# trimming/clipping the ears



## bluespoomommy (Feb 25, 2010)

hi all -

hope you're able to help out. i really like this length of hair on mochi's ears and not sure how this look is achieved. do they have to be scissored to this length or can clipping achieve this look? 

thanks!


----------



## georgiapeach (Oct 9, 2009)

I'm not a professional, but I have a cockapoo, whose ears I trim similar to this with an Andis 5/8 HT finishing blade, trimming WITH the hair growth. The bottom sometimes needs to be neatened up a little with sissors.

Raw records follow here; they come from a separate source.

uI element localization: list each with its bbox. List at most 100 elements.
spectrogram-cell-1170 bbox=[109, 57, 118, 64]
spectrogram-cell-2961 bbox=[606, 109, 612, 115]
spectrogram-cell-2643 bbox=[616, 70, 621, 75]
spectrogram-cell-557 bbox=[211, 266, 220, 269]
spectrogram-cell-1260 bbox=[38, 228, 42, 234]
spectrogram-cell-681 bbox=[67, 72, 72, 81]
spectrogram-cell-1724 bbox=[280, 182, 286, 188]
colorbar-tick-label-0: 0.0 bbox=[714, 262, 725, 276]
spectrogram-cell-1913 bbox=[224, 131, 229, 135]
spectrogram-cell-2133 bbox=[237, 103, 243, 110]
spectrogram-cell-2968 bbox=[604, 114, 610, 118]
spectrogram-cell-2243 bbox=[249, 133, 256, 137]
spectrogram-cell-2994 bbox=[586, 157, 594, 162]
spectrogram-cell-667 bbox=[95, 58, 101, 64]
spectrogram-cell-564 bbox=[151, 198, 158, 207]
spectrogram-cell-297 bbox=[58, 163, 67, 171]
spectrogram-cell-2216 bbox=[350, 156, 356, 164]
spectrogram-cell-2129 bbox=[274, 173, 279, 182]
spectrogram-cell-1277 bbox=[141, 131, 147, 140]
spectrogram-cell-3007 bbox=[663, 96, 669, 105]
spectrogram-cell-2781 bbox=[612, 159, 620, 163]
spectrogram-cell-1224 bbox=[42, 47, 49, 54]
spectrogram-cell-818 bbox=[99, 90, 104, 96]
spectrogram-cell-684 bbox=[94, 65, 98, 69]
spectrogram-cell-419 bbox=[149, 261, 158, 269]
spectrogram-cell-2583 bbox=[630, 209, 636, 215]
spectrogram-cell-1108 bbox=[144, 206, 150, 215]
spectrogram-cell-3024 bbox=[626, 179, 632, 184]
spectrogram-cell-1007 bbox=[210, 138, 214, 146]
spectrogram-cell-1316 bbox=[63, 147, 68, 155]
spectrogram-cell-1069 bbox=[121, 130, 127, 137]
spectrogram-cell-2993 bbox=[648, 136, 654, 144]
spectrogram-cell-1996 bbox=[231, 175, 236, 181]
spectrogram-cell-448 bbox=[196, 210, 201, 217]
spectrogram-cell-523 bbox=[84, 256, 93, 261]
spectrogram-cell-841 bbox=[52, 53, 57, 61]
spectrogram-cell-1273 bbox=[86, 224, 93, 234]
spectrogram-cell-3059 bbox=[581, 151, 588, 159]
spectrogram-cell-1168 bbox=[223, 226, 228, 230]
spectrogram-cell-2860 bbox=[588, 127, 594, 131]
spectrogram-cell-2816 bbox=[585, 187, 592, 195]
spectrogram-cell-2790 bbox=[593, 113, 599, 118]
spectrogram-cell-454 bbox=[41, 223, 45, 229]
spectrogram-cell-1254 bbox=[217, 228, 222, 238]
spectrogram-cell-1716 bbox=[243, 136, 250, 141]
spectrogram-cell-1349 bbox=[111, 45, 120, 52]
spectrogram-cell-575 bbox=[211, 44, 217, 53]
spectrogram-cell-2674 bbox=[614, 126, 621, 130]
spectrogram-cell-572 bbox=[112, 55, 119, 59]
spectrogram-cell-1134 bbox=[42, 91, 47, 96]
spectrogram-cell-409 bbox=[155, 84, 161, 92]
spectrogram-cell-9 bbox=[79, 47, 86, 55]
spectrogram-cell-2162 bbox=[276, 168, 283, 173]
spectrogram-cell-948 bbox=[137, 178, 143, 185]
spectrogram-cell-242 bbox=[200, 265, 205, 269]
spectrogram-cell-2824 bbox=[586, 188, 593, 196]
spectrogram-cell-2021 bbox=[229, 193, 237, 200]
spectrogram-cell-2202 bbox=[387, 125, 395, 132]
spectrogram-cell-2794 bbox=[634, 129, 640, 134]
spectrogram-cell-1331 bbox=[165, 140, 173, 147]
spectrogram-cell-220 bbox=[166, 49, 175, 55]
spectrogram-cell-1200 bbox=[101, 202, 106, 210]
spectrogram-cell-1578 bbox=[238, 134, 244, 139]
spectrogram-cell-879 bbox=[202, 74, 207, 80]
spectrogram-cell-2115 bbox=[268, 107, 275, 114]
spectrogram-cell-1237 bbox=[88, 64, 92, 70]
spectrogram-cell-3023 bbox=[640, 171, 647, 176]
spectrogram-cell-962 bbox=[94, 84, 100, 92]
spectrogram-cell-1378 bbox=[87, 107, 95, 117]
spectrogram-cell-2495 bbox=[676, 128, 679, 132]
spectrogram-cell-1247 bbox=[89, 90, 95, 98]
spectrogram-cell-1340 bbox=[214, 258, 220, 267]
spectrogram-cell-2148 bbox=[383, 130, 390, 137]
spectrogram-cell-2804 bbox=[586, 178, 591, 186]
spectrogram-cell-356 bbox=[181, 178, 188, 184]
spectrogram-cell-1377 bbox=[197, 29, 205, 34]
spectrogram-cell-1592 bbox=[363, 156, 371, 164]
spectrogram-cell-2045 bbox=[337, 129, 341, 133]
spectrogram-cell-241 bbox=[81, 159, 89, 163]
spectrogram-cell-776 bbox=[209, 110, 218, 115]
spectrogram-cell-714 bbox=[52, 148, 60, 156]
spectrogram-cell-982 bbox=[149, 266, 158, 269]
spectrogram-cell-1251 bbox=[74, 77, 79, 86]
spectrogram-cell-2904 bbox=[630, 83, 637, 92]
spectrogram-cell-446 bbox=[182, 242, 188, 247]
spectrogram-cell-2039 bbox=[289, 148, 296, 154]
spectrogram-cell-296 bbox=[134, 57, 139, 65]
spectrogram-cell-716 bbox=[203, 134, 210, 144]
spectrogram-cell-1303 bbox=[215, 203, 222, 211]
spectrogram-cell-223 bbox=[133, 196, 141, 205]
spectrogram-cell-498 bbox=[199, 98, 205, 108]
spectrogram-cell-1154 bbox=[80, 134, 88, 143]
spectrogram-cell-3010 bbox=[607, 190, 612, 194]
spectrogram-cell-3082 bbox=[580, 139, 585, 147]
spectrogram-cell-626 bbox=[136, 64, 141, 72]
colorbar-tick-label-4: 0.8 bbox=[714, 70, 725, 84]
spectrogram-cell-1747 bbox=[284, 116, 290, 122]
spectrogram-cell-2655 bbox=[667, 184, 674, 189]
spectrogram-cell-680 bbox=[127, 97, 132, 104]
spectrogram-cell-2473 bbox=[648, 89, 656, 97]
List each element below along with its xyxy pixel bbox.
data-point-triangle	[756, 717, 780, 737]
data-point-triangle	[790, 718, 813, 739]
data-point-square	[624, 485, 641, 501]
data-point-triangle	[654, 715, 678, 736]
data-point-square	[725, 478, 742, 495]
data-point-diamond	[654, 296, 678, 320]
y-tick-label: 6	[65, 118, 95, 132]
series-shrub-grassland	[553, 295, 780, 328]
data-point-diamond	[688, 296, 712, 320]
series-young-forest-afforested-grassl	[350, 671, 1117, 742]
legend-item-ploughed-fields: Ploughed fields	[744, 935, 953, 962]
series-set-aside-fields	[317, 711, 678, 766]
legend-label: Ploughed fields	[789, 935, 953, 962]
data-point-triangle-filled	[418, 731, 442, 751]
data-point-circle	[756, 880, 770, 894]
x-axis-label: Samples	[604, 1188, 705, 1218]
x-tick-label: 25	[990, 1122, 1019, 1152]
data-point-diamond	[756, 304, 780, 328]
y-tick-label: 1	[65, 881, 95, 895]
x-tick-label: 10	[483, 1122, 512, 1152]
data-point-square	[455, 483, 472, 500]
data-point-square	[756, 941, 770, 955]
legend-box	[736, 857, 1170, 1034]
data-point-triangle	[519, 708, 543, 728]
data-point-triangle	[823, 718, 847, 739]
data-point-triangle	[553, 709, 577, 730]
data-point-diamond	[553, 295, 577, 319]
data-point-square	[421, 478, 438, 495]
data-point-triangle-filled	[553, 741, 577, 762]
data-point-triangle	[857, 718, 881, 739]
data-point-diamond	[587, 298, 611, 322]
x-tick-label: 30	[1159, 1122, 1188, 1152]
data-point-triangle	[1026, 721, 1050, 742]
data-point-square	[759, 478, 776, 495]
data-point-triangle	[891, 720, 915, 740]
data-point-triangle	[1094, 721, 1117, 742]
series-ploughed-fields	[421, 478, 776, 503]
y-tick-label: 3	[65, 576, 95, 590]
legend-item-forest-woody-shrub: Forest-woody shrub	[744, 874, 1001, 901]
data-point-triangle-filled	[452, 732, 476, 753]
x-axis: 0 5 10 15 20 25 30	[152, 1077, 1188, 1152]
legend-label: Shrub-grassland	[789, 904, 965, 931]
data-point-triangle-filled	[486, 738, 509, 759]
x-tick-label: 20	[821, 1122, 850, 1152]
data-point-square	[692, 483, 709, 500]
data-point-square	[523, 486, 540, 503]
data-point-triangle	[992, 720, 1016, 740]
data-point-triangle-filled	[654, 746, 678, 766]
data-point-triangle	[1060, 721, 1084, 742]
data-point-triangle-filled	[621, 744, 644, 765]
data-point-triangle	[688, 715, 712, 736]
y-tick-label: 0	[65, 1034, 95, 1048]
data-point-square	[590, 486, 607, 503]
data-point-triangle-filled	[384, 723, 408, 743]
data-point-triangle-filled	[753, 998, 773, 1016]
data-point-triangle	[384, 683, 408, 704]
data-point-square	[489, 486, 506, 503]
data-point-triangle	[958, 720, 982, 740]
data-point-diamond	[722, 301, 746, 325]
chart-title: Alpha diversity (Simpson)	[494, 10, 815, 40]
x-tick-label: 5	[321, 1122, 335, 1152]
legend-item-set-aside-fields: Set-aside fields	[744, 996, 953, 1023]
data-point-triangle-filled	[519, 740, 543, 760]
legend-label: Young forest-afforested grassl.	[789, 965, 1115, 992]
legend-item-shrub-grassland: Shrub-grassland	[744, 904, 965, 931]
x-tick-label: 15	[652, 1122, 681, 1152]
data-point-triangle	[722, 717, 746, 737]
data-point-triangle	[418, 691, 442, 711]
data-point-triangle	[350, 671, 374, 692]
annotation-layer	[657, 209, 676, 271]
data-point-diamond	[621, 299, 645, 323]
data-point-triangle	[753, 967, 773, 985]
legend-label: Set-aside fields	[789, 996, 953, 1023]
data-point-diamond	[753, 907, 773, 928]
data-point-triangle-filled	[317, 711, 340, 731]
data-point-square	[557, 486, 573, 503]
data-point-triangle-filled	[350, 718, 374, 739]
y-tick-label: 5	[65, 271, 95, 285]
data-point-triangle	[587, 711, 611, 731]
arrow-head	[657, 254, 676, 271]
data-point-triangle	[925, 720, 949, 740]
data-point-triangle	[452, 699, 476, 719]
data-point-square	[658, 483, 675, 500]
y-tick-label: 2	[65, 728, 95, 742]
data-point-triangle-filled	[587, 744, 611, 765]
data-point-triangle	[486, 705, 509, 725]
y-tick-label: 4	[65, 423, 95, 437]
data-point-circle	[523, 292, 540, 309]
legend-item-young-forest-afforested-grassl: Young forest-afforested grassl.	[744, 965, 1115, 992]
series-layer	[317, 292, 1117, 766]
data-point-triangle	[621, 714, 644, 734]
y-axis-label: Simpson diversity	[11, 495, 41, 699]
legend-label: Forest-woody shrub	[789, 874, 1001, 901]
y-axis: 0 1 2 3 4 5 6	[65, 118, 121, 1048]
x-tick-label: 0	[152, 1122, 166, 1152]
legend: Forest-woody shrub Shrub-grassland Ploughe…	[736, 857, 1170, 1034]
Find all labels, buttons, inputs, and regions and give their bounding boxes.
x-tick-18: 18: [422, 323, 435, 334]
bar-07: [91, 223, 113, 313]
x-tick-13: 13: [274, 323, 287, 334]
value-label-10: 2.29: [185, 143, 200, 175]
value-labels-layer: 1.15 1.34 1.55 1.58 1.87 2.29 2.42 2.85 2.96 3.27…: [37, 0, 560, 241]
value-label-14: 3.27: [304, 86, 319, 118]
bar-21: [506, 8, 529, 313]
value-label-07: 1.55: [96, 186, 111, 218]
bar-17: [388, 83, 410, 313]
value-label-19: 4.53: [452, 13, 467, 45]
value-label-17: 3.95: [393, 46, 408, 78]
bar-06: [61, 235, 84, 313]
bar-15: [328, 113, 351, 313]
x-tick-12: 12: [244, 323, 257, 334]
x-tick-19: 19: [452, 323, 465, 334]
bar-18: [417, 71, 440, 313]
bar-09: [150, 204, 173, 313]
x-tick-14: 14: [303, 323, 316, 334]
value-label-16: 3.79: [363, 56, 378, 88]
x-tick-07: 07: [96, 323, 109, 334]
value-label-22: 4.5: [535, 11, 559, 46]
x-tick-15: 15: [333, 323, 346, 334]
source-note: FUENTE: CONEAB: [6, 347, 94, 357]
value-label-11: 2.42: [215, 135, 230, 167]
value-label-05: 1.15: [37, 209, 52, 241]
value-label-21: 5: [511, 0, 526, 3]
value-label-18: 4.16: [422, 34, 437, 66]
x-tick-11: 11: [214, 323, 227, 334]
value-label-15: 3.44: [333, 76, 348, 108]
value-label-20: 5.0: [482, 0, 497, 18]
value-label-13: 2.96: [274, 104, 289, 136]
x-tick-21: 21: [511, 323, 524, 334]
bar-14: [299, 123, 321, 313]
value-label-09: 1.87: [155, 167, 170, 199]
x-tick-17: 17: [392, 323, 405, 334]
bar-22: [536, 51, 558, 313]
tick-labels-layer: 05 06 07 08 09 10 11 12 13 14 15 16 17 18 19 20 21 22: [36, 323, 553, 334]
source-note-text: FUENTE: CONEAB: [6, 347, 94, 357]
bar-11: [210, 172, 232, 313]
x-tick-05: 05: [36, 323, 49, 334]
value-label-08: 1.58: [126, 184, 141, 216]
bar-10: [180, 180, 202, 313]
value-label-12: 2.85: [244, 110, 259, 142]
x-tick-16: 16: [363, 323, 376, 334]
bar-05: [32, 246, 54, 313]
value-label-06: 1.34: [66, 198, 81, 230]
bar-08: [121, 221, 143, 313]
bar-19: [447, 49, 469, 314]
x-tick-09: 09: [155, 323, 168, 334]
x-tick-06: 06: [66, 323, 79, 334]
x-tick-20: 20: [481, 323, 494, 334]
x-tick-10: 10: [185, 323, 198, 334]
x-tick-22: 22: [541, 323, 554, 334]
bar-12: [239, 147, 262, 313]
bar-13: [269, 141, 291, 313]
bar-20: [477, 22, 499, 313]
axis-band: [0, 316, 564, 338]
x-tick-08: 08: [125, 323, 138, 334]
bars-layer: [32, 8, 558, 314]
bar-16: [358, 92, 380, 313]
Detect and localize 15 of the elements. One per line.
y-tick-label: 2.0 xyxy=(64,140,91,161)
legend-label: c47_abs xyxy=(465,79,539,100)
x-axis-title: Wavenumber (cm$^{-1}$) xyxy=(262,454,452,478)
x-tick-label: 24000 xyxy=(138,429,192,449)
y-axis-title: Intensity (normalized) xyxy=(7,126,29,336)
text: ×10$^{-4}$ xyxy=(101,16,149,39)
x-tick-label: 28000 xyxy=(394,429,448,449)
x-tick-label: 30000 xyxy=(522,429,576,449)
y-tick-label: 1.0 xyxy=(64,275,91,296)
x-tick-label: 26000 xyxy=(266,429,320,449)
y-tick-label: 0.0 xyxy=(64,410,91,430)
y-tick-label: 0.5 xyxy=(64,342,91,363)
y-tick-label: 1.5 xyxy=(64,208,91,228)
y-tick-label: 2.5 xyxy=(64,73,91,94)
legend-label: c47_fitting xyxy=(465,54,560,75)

Like I said, I'm not a professional. Pros will probably have better advice for you! Your dog's clip is really cute! It would be great for our hot summers here in the deep south.


----------



## Patrick's Mom (Apr 26, 2011)

Hi, I only groom my own dog and am self-taught so I'm not sure why I'm answering this, but I do Patrick's ears using a 5/8 inch Wahl stainless steel comb on a #30 blade going in the direction of growth. If you leave the fringe a little longer it would be a bit like your picture.
--Donna


----------



## Purley (May 21, 2010)

He looks so cute and fluffy. I love it when they look like that. Almost tempts a person to give them a bath every couple of days!


----------